JMoney RCP is a personal finance (accounting) manager written in Java. It is built using the Eclipse RCP and can be extended using plug-ins. If you wish your accounts program had a feature specific to your needs, download JMoney RCP and write a plugin.
Plug-in Overview
No accounting program can hope to include all the features required by users. Attempts to provide features required by users usually result in a bloated and difficult to maintain program. Some users are happy with most features of an accounting program but have specialized requirements. Some users have data stored in existing databases and wish to leave the data in the database and have an accounting program that can work with the data. Users may have additional data that they want to store with each account, category or entry. JMoney addresses all of these requirements and more through its support for plug-ins.
In order to support plug-ins, JMoney has been re-written to run on top of the Eclipse 3.3 Rich Client Platform.
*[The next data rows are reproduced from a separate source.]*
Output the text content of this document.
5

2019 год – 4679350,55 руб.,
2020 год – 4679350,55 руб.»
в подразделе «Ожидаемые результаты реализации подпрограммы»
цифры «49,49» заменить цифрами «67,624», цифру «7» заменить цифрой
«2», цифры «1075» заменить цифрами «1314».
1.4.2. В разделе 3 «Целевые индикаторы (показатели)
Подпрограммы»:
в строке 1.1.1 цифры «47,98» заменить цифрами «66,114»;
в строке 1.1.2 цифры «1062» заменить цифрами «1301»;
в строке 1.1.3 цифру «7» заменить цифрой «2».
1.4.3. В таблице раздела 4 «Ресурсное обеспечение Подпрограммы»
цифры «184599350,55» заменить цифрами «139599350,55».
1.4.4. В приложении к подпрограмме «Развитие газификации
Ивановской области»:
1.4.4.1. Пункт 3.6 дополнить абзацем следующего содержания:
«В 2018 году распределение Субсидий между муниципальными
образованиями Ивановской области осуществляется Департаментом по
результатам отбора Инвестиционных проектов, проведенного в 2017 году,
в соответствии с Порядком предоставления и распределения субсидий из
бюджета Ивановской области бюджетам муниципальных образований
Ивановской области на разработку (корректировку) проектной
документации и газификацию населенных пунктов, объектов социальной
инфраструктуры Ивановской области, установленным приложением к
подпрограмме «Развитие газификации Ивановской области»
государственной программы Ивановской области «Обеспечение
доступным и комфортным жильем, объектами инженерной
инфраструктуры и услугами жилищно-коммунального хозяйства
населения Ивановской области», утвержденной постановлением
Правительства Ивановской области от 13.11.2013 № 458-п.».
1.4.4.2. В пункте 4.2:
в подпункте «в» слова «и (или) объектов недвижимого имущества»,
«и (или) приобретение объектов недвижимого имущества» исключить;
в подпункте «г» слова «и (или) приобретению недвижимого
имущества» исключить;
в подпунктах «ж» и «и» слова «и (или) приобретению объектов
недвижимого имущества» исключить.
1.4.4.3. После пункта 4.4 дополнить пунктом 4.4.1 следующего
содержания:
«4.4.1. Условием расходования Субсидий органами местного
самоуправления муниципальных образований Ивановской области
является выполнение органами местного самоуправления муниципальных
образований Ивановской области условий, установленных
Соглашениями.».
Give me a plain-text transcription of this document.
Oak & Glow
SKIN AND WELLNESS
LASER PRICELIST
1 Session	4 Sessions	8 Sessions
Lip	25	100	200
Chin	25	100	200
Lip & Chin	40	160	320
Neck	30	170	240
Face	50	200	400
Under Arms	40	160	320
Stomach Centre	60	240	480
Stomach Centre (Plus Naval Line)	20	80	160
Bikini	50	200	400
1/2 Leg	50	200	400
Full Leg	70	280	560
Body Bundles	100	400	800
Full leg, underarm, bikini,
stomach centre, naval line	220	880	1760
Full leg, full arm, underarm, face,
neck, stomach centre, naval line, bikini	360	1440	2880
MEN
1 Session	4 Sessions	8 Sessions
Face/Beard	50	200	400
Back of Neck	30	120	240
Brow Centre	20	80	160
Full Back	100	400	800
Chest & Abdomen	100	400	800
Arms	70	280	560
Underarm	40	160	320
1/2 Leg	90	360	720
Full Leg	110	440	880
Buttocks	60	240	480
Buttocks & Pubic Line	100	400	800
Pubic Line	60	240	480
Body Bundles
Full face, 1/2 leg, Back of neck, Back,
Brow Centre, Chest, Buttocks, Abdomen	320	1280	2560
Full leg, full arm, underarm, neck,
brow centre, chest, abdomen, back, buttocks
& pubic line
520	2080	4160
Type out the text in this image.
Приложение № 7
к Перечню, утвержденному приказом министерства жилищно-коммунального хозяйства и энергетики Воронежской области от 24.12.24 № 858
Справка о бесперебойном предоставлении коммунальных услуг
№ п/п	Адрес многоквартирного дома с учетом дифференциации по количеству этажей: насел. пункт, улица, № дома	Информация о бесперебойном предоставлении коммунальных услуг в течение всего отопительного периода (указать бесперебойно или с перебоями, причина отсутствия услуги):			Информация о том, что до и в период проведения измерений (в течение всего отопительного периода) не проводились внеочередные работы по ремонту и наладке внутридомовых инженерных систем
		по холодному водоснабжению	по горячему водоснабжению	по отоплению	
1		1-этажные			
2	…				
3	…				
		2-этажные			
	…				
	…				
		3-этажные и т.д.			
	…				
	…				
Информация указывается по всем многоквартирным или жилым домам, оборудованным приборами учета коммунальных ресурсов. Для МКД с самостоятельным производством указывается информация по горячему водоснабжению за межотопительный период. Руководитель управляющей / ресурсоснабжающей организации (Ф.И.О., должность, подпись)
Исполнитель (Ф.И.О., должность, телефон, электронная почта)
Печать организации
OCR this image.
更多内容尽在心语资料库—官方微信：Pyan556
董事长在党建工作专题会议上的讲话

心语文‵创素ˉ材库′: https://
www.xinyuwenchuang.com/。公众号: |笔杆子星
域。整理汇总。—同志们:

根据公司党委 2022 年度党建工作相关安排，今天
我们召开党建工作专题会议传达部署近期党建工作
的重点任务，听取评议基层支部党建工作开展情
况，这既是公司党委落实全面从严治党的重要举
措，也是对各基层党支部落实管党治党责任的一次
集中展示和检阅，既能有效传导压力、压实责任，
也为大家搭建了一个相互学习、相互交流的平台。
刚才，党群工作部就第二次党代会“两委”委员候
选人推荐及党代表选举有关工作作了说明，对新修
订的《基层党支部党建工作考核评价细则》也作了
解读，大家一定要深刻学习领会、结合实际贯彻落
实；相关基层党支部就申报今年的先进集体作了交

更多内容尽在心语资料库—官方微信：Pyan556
The full power of the Eclipse plug-in framework makes the JMoney finance manager a powerful extensible accounting framework. In addition to all the usual extension points provided by Eclipse for adding views, menu items, actions etc., the JMoney framework provides extension points for extending the data model. Plug-ins can add new properties to accounts, transactions, categories, entries and any other class of object in the data model. Plug-ins can add new classes that are derived from existing classes in the data model. Plug-ins may add new base classes to the data model. The JMoney framework also allows plug-ins to be developed that implement a datastore. Users may thus chose to store their JMoney accounts in, for example, a local XML file, an SQL database, or even a mixture of different datastore types.
It is expected that a large number of plug-ins will be developed. Plug-ins are planned for graphs, online banking (HBCI), etc.